Students using PAL gained the equivalent of 1.9 additional years of learning in just 17 months, that’s 2.3 times more learning than their peers in traditional classrooms.

Even more remarkable was that these gains were seen across all grades and student groups, with especially strong results among girls and younger students.

Most importantly students lagging the most were benefitted the most too giving a bright ray of hope for the academically weaker students to catch up and reach grade-level proficiency.

From a modest beginning in 60 schools in 2018, PAL now reaches 3.25 lakh students in 1,224 government schools spanning all 26 districts of Andhra Pradesh.

With plans to expand into 232 PM SHRI schools in 2025-26, the state is doubling down on this transformation.

However, the only learning from the state’s tryst with PAL isn’t that the technology works, rather, how it must truly be rolled out in schools.

Four major learnings emerge from the implementation of this programme.

First, the program got everyone to sing from the same hymn sheet. From the state capital to remote village schools, everyone understood why PAL mattered.

Andhra Pradesh issued formal circulars, held launch orientations, and ensured that PAL updates featured in weekly and monthly review meetings chaired by the State Project Director of Samagra Shiksha.

Second, it was made as essential as textbooks.

Instead of treating PAL like an experimental side project, Andhra Pradesh wove it into the very fabric of the system. Budgets for implementing the program were earmarked within the larger Samagra Shiksha budgets. PAL content was aligned with the state curriculum.

Every school got its own dedicated PAL lab with 30 tablets. In overcrowded classrooms, careful scheduling ensured every child got their turn. Two out of eight weekly math periods were dedicated to using the software.

The State education department appointed a state-level PAL Coordinator and 26 District Nodal Officers who visited schools regularly, troubleshooting problems before they derailed progress.

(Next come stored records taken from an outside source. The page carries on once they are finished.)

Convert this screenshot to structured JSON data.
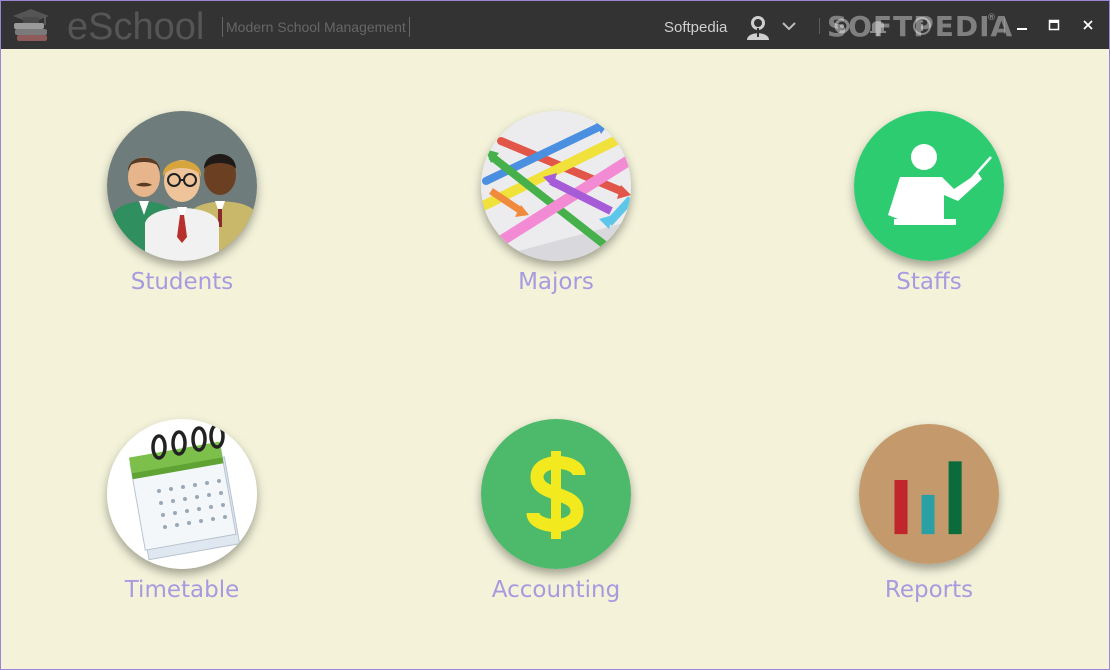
{
  "window": {
    "title": "eSchool",
    "subtitle": "Modern School Management",
    "user_name": "Softpedia",
    "watermark": "SOFTPEDIA",
    "watermark_reg": "®"
  },
  "titlebar_icons": [
    "graduation-books-logo",
    "user-avatar-icon",
    "chevron-down-icon",
    "settings-icon",
    "notification-bell-icon",
    "info-icon",
    "minimize-icon",
    "maximize-icon",
    "close-icon"
  ],
  "modules": [
    {
      "id": "students",
      "label": "Students",
      "color": "#6f7c7c"
    },
    {
      "id": "majors",
      "label": "Majors",
      "color": "#e8e8ea"
    },
    {
      "id": "staffs",
      "label": "Staffs",
      "color": "#2ecc71"
    },
    {
      "id": "timetable",
      "label": "Timetable",
      "color": "#ffffff"
    },
    {
      "id": "accounting",
      "label": "Accounting",
      "color": "#4cb96b"
    },
    {
      "id": "reports",
      "label": "Reports",
      "color": "#c49a6c"
    }
  ],
  "colors": {
    "background": "#f4f3da",
    "titlebar": "#333333",
    "label": "#a79be0",
    "window_border": "#9b86d6"
  }
}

On top of this, field management staff, assigned by the software provider, visited every PAL school weekly, keeping the technology humming. Third, significant investments were made in training the teachers.

Over 4,000 teachers received hands-on training on how to onboard students onto the platform, how to use the platform effectively and how to integrate the software into their daily teaching routines.

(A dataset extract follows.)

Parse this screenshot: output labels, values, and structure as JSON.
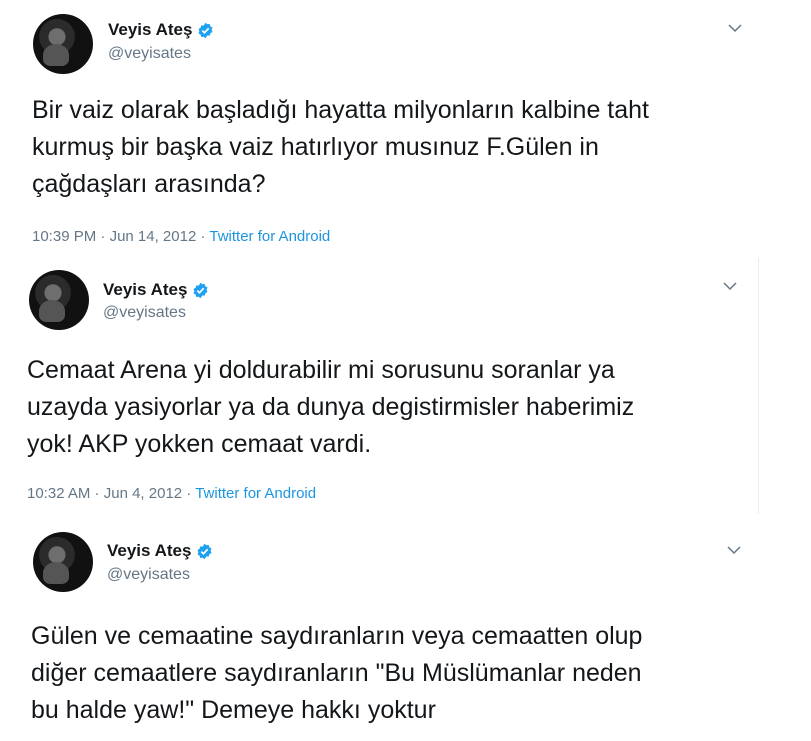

They were also taught how to read teacher dashboards to monitor student progress.

To complement this, the Teacher Professional Development (TPD) course on PAL was rolled out with 100% course completion in many schools. Fourth, success was made irresistible.

District review meetings became celebrations of schools that embraced PAL wholeheartedly. Weekly meetings at the state level recognised high-performing districts and schools.

By turning PAL into a badge of honor, Andhra Pradesh created a movement where teachers and school leaders wanted to excel.

As a result of these efforts, PAL usage averaged at 18 hours per student last academic year.

The independent study has shown that PAL works to improve student learning outcomes for government school children; can be successfully implemented by existing government machinery; and can be scaled.

Building on this promise, Andhra Pradesh is all set to expand this revolution, potentially creating the world’s largest case study on how technology can be a low-cost solution to a problem that haunts every developing nation.

What makes this approach particularly powerful is that PAL can work regardless of the device or internet connection available.

The software runs equally well on basic tablets, Chromebooks, or other hardware, and can function even without internet access. This flexibility means the program can reach students in any location, regardless of their school’s technology infrastructure, making large-scale expansion truly feasible.

The pieces are finally in place. We have rigorous proof that the learning crisis has a solution. We have technology that demonstrably works. And we have a roadmap for implementation that any state can follow.

The only question left is one of will: Are we ready to make personalized learning as fundamental to education as textbooks and blackboards?